A) In E9.5 Sox17^GFPCre/+ embryos, GFP was detected in the para-aortic splanchnopleural (P-Sp) area. GFP co-localized with c-Kit-positive cells in the aortic floor (arrows); however, GFP was diminished or not detected in CD41-positive and/or c-Kit positive hematopoietic cells (arrowheads). White boxed areas depict regions enlarged. Scale bar = 50 µm. B) In E9.5 R26R^eYFP;Sox17^GFPCre embryos, YFP was detected in the para-aortic splanchnopleural (P-Sp) area. YFP co-localized with c-Kit- and CD41-positive cells (arrowheads). C) Both erythrocytes and myeloid (Ter119+ or Mac1+) cells were differentiated from wild type and Sox17-expressing ECs obtained from E9.5 YS and P-Sp. D) YFP expression in hematopoietic cells from E9.5 embryos, E12.5 fetal liver (FL), and adult mouse BM of R26R^eYFP;Sox17^GFPCre mice (n≥3). YFP-expression was analyzed with hematopoietic cell marker-gated cells.

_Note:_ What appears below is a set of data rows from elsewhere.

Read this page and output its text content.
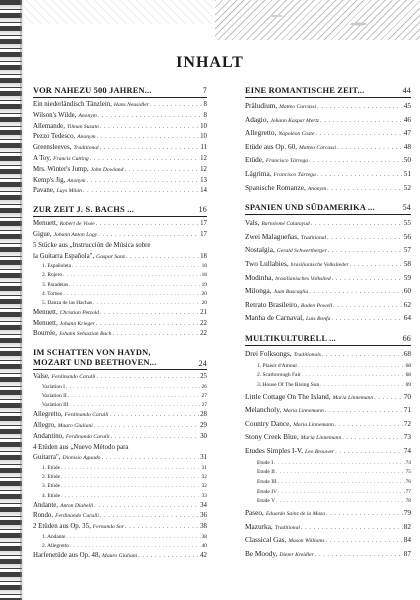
INHALT
VOR NAHEZU 500 JAHREN...	7
Ein niederländisch Tänzlein, Hans Neusidler . . .	8
Wilson's Wilde, Anonym . . .	8
Allemande, Tilman Susato . . .	10
Pezzo Tedesco, Anonym . . .	10
Greensleeves, Traditional . . .	11
A Toy, Francis Cutting . . .	12
Mrs. Winter's Jump, John Dowland . . .	12
Kemp's Jig, Anonym . . .	13
Pavane, Luys Milán . . .	14
ZUR ZEIT J. S. BACHS ...	16
Menuett, Robert de Visée . . .	17
Gigue, Johann Anton Logy . . .	17
5 Stücke aus „Instrucción de Música sobre
la Guitarra Española", Gaspar Sanz . . .	18
1. Españoleta . . .	18
2. Rujero . . .	18
3. Paradetas . . .	19
4. Torneo . . .	20
5. Danza de las Hachas . . .	20
Menuett, Christian Petzold . . .	21
Menuett, Johann Krieger . . .	22
Bourrée, Johann Sebastian Bach . . .	22
IM SCHATTEN VON HAYDN,
MOZART UND BEETHOVEN...	24
Valse, Ferdinando Carulli . . .	25
Variation I . . .	26
Variation II . . .	27
Variation III . . .	27
Allegretto, Ferdinando Carulli . . .	28
Allegro, Mauro Giuliani . . .	29
Andantino, Ferdinando Carulli . . .	30
4 Etüden aus „Nuevo Método para
Guitarra", Dionisio Aguado . . .	31
1. Etüde . . .	31
2. Etüde . . .	32
3. Etüde . . .	32
4. Etüde . . .	33
Andante, Anton Diabelli . . .	34
Rondo, Ferdinando Carulli . . .	36
2 Etüden aus Op. 35, Fernando Sor . . .	38
1. Andante . . .	38
2. Allegretto . . .	40
Harfenetüde aus Op. 48, Mauro Giuliani . . .	42
EINE ROMANTISCHE ZEIT...	44
Präludium, Matteo Carcassi . . .	45
Adagio, Johann Kaspar Mertz . . .	46
Allegretto, Napoléon Coste . . .	47
Etüde aus Op. 60, Matteo Carcassi . . .	48
Etüde, Francisco Tárrega . . .	50
Lágrima, Francisco Tárrega . . .	51
Spanische Romanze, Anonym . . .	52
SPANIEN UND SÜDAMERIKA ...	54
Vals, Bartolomé Calatayud . . .	55
Zwei Malagueñas, Traditional . . .	56
Nostalgia, Gerald Schwertberger . . .	57
Two Lullabies, brasilianische Volkslieder . . .	58
Modinha, brasilianisches Volkslied . . .	59
Milonga, Juan Buscaglia . . .	60
Retrato Brasileiro, Baden Powell . . .	62
Manha de Carnaval, Luis Bonfa . . .	64
MULTIKULTURELL ...	66
Drei Folksongs, Traditionals . . .	68
1. Plaisir d'Amour . . .	68
2. Scarborough Fair . . .	68
3. House Of The Rising Sun . . .	69
Little Cottage On The Island, Maria Linnemann . . .	70
Melancholy, Maria Linnemann . . .	71
Country Dance, Maria Linnemann . . .	72
Stony Creek Blue, Maria Linnemann . . .	73
Etudes Simples I-V, Leo Brouwer . . .	74
Etude I . . .	74
Etude II . . .	75
Etude III . . .	76
Etude IV . . .	77
Etude V . . .	78
Paseo, Eduardo Sainz de la Maza . . .	79
Mazurka, Traditional . . .	82
Classical Gas, Mason Williams . . .	84
Be Moody, Dieter Kreidler . . .	87
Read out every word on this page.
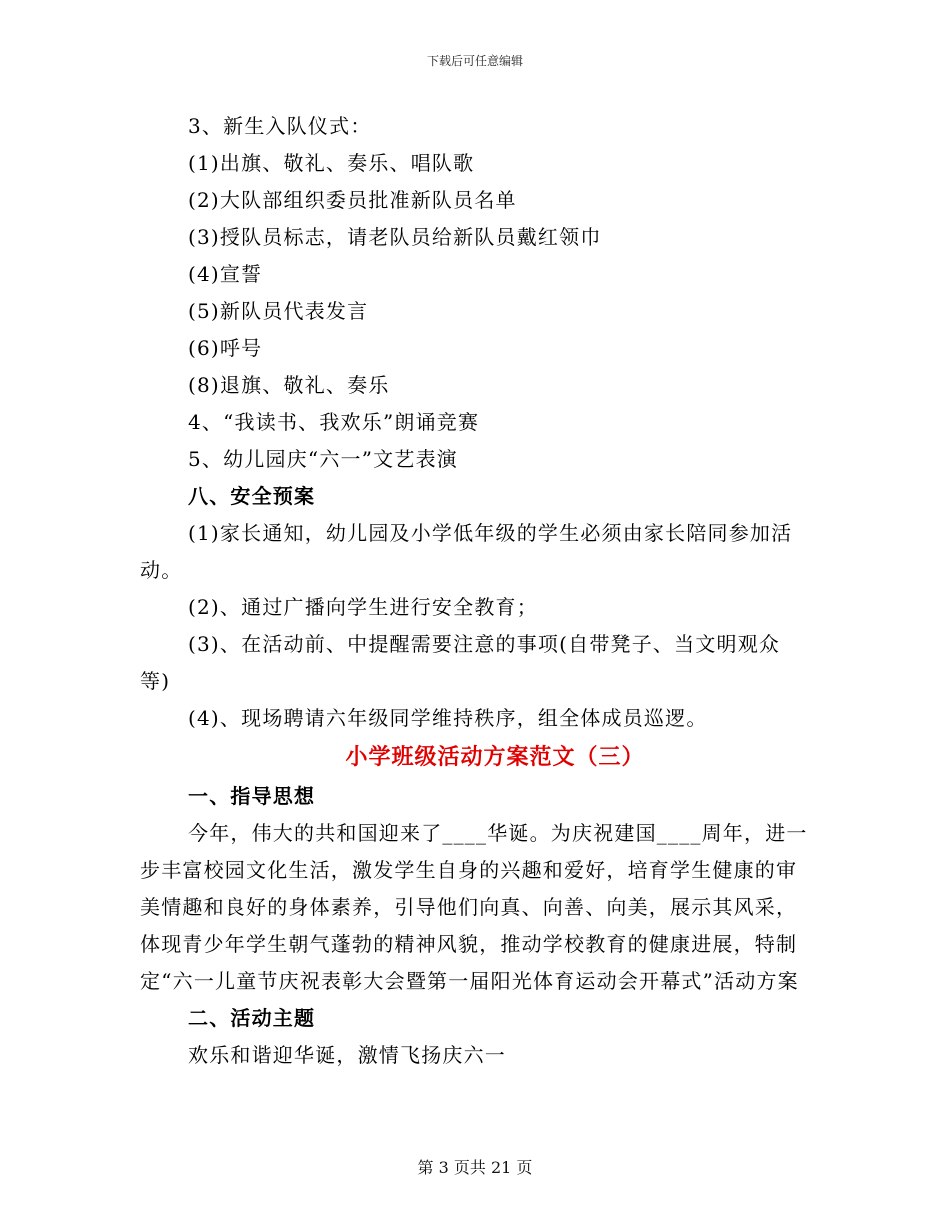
下载后可任意编辑
3、新生入队仪式：
(1)出旗、敬礼、奏乐、唱队歌
(2)大队部组织委员批准新队员名单
(3)授队员标志，请老队员给新队员戴红领巾
(4)宣誓
(5)新队员代表发言
(6)呼号
(8)退旗、敬礼、奏乐
4、“我读书、我欢乐”朗诵竞赛
5、幼儿园庆“六一”文艺表演
八、安全预案
(1)家长通知，幼儿园及小学低年级的学生必须由家长陪同参加活动。
(2)、通过广播向学生进行安全教育；
(3)、在活动前、中提醒需要注意的事项(自带凳子、当文明观众等)
(4)、现场聘请六年级同学维持秩序，组全体成员巡逻。
小学班级活动方案范文（三）
一、指导思想
今年，伟大的共和国迎来了____华诞。为庆祝建国____周年，进一步丰富校园文化生活，激发学生自身的兴趣和爱好，培育学生健康的审美情趣和良好的身体素养，引导他们向真、向善、向美，展示其风采，体现青少年学生朝气蓬勃的精神风貌，推动学校教育的健康进展，特制定“六一儿童节庆祝表彰大会暨第一届阳光体育运动会开幕式”活动方案
二、活动主题
欢乐和谐迎华诞，激情飞扬庆六一
第 3 页共 21 页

Figure 6. Comparison of differentially expressed genes in two populations

A) Fluorescence-activated cell sorting (FACS) was used to isolate GFP/EpCAM co-positive cells representing ventral pancreatic epithelial cells (EpCAM⁺) and GFP⁺/EpCAM⁻ cells representing hemogenic ECs (EpCAM⁻) from dissected E9.5 Sox17^GFPCre/+ embryo midguts. B) The distinct difference between the EpCAM⁺ and EpCAM⁻ cell populations is evident in the heat map which displays the RPKM values for 321 genes from three biological replicates for either EpCAM⁺ or EpCAM⁻. Black color corresponds to an RPKM value of 0, and the brightest red corresponds to ≥ 100 RPKM value. C) The selected transcripts were clustered according to protein class, and the fold change (natural log scale) indicating gene expression in EpCAM⁺ cells as compared to EpCAM⁻ cells is shown. ** > 0.9 and * > 0.85 confidence value.

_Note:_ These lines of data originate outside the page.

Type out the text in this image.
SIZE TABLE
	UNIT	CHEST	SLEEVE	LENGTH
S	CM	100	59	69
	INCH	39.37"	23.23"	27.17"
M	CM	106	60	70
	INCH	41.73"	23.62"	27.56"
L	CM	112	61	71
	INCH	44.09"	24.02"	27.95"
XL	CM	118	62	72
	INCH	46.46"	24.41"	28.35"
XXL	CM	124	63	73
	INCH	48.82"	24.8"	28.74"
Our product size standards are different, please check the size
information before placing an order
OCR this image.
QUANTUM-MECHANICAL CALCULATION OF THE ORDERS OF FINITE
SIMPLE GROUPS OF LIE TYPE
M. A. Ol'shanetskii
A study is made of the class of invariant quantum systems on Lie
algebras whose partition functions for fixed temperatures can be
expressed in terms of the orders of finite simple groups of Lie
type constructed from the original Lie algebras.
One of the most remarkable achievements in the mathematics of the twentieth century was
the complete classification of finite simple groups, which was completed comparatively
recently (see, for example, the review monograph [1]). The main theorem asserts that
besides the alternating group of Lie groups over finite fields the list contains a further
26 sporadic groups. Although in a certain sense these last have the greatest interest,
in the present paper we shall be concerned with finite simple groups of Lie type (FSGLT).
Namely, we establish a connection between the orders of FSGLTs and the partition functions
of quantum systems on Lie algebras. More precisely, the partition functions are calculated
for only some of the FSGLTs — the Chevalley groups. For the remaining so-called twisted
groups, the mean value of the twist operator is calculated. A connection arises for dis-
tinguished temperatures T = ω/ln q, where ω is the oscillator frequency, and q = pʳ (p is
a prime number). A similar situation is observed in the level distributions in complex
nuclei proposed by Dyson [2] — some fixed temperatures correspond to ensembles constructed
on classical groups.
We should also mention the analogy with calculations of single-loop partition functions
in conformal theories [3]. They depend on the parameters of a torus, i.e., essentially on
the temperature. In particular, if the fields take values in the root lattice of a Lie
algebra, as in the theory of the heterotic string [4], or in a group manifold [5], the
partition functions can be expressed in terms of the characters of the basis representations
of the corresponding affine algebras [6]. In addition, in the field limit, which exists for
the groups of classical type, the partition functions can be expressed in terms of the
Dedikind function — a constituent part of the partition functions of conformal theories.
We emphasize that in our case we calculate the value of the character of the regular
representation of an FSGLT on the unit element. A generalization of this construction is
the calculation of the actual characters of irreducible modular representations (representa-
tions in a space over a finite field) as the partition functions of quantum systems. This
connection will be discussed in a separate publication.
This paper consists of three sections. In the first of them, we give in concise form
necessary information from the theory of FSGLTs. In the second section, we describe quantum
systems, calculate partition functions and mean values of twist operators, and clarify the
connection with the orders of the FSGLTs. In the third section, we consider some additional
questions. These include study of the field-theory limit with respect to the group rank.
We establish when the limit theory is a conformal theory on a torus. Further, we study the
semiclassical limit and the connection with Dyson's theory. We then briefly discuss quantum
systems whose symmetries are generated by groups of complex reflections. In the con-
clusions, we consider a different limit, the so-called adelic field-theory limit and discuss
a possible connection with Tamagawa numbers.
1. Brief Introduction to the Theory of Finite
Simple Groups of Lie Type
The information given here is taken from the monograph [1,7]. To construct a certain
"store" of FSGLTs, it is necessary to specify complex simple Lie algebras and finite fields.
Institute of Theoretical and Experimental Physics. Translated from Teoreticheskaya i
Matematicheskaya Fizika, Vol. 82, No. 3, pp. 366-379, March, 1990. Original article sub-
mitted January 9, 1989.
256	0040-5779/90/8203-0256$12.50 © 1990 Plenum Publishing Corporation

Figure 7. Isolation of Sox17-expressing cells and identification of alternative variants of Sox17 transcript in EpCAM⁺ and EpCAM⁻ cells

A) Schematic of two transcript variants of Sox17 (T1 & T2). Dark gray box shows coding regions. Black lines (a – d) indicate the amplified regions for PCR. B) Both EpCAM⁺ and EpCAM⁻ cells samples amplified sequence within the coding regions (a and b); however, only the EpCAM⁻ sample amplified regions spanning the first three exons. The band in the EpCAM+ lane in d is non-specific (expected band size = 316 bp) (c and d).